L’enfant littéraire du multiculturalisme canadien de Trudeau
On peut considérer qu’autant dans sa forme que dans ses références culturelles et dans ses thèmes, Whylah Falls est directement issu de la vision multiculturaliste du Canada de Pierre Trudeau. George Eliott Clarke a, d’ailleurs, également écrit un éclatant livre‑poème sur l’ancien premier ministre. Au fil des pages de l’ouvrage, le poète, animé par la colère, se lance dans une quête solitaire de l’identité nationale telle qu’elle apparaît dans la littérature canadienne qui aboutit à une fête culinaire doublée d’un concert de jazz improvisé dont les racines s’enfoncent en profondeur dans l’identité de sa communauté. La puissance de son récit en vers, qui permet à l’auteur d’offrir une voix distincte à cette communauté, constitue une manifestation de justice sociale pour ceux qui, traditionnellement, sont plus ou moins réduits au silence au Canada. C’est cette manifestation qui a fait de Whylah Falls un classique canadien.

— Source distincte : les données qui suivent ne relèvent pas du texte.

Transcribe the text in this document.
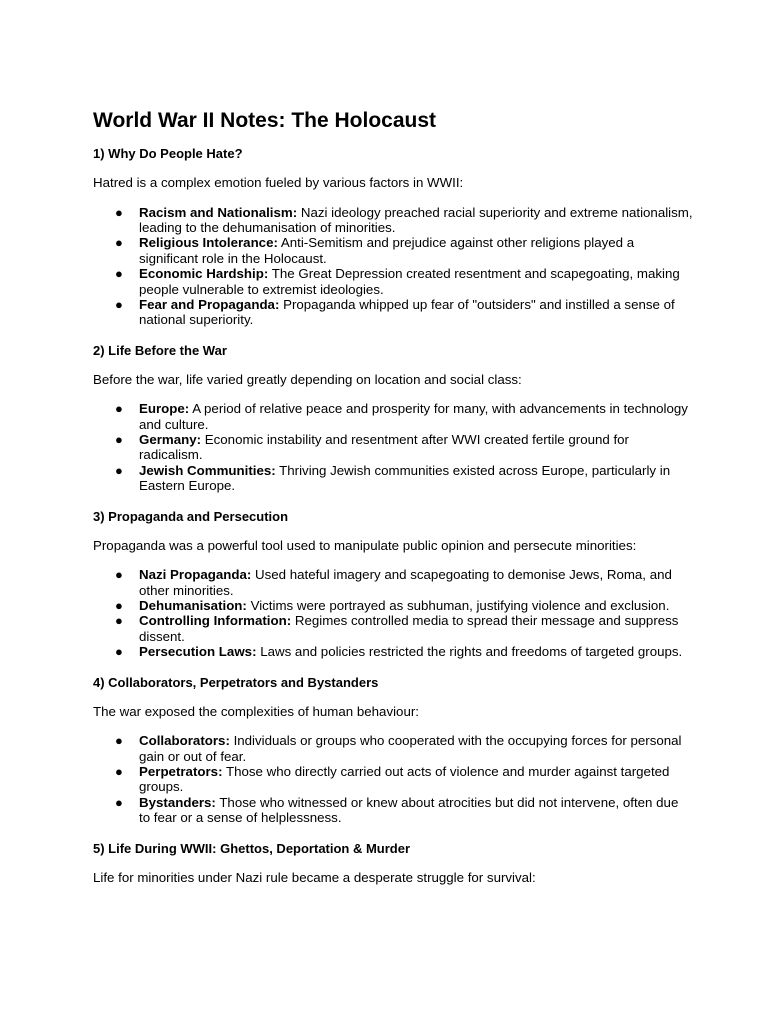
World War II Notes: The Holocaust
1) Why Do People Hate?

Hatred is a complex emotion fueled by various factors in WWII:

● Racism and Nationalism: Nazi ideology preached racial superiority and extreme nationalism, leading to the dehumanisation of minorities.
● Religious Intolerance: Anti-Semitism and prejudice against other religions played a significant role in the Holocaust.
● Economic Hardship: The Great Depression created resentment and scapegoating, making people vulnerable to extremist ideologies.
● Fear and Propaganda: Propaganda whipped up fear of "outsiders" and instilled a sense of national superiority.
2) Life Before the War

Before the war, life varied greatly depending on location and social class:

● Europe: A period of relative peace and prosperity for many, with advancements in technology and culture.
● Germany: Economic instability and resentment after WWI created fertile ground for radicalism.
● Jewish Communities: Thriving Jewish communities existed across Europe, particularly in Eastern Europe.
3) Propaganda and Persecution

Propaganda was a powerful tool used to manipulate public opinion and persecute minorities:

● Nazi Propaganda: Used hateful imagery and scapegoating to demonise Jews, Roma, and other minorities.
● Dehumanisation: Victims were portrayed as subhuman, justifying violence and exclusion.
● Controlling Information: Regimes controlled media to spread their message and suppress dissent.
● Persecution Laws: Laws and policies restricted the rights and freedoms of targeted groups.
4) Collaborators, Perpetrators and Bystanders

The war exposed the complexities of human behaviour:

● Collaborators: Individuals or groups who cooperated with the occupying forces for personal gain or out of fear.
● Perpetrators: Those who directly carried out acts of violence and murder against targeted groups.
● Bystanders: Those who witnessed or knew about atrocities but did not intervene, often due to fear or a sense of helplessness.
5) Life During WWII: Ghettos, Deportation & Murder

Life for minorities under Nazi rule became a desperate struggle for survival:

Tout d’abord publié en 1990 par Polestar Press, Whylah Falls remporte le prix Archibald‑Lampman dans la catégorie Poésie en 1991. L’ouvrage devient, en 1996, une dramatique radiophonique diffusée sur CBC et inspire One Heart Broken Into Song, un long‑métrage sorti en 1999, réalisé par Clement Virgo sur un scénario adapté par l’auteur lui‑même. Une adaptation théâtrale, Whylah Falls : The Play, est produite successivement à Dartmouth, Ottawa et Venise de 1997 à 2002. Cette version théâtrale est publiée par Playwrights Canada Press en 1999 et en 2000 et incluse, cette même année, dans l’anthologie Testifyin’: Contemporary African Canadian Drama. En 2000, Polestar publie, pour le dixième anniversaire de l’œuvre, une deuxième édition accompagnée d’une nouvelle introduction de l’auteur et d’une sélection de nouveaux poèmes sous le titre Apocrypha. Whylah Falls est en lice, en 2002, pour le concours Canada Reads, où il est défendu par le célèbre écrivain de science‑fiction et de fantasy d’origine jamaïcaine, Nalo Hopkinson. Il est également publié en 2001 par les éditions Goose Lane sous la forme d’un livre audio de la collection CBC Between the Covers. En 2010, Gaspereau Press sort une troisième édition de Whylah Falls.